The Independent National Electoral Commission has designated 120,000 polling units as registration points, but ordered only 33,000 electronic voting machines.
This means, several registration centers may not have the machines to register voters and have to wait for the voting to be completed in other areas before they can take their turn.
The electoral commission says the electronic registration of voters for the first time in Nigeria could be the solution to problems associated with voters registration in Nigeria, such as multiple registration.
Oye Bamiji of the electoral commission says Nigeria now stands a very good chance of compiling a more credible voters' register.
"The arrangement for now, is that we are using a different device which would check double registration," he said. "You can only register in a place and this machine we are using; it gives all the bio-data of an individual. So, it is not even convenient for an individual to go round and say he will register in another place. The machine will capture the picture, capture the fingerprint and all other data needed, in terms of age, sex, address and occupation. So, we believe the arrangement is far better than the previous method. We have a machine for four units for a period of 14 days."
Many Nigerians have questioned the commission's ability to conduct free and fair elections. There is a lot of concern that voters registration is only now happening, less than six months to crucial election next April.
Abuja-based lawyer, Maxi Okwu, who is also national chairman of a coalition of 22 opposition parties known as the Patriotic Alliance, says the machines could malfunction and that could put the elections at risk.
"With this voter re-registration, it appears something is lurking," he said. "One is that the machines seem to be collapsing all over the place that is what I get in the media. They are not capturing the date as fast as they ought to, and the machines seem not to be coping with the pressure of work. I hope that they do everything possible to see that the machines are in place as promised. Because if that exercise fails, that is the end of the whole exercise, we can't have elections."

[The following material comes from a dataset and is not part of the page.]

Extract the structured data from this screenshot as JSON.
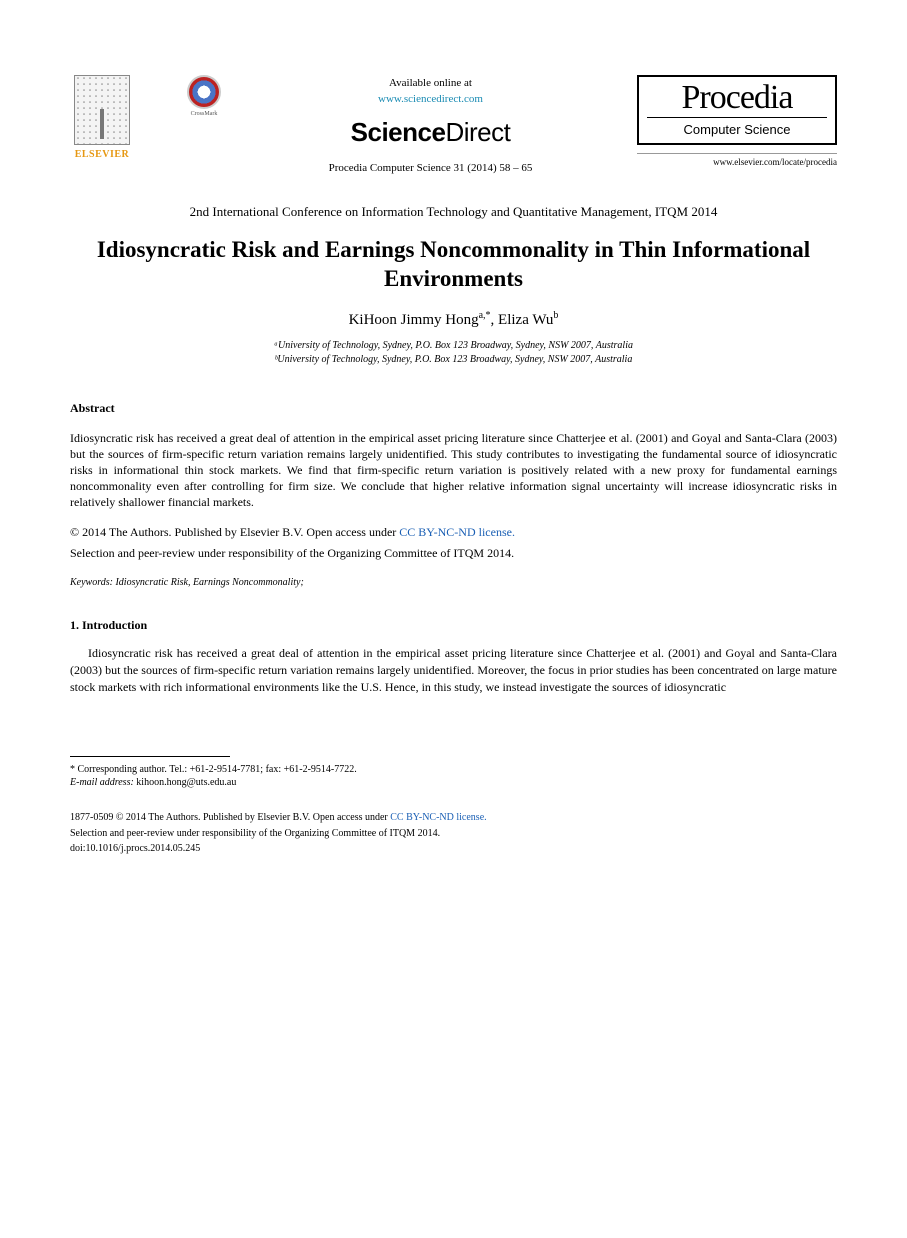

About 60 million voters were registered in the last exercise in 2002. The electoral commission had rejected eighth million applications because of double registration and other irregularities.
To be eligible to register, each potential voter must be a Nigerian and be at least 18 years of age.
The 2007 elections would be the first time an elected president hands over to another. Nigeria, Africa's most populous country, returned to civil democracy in May, 1999 after decades of military rule.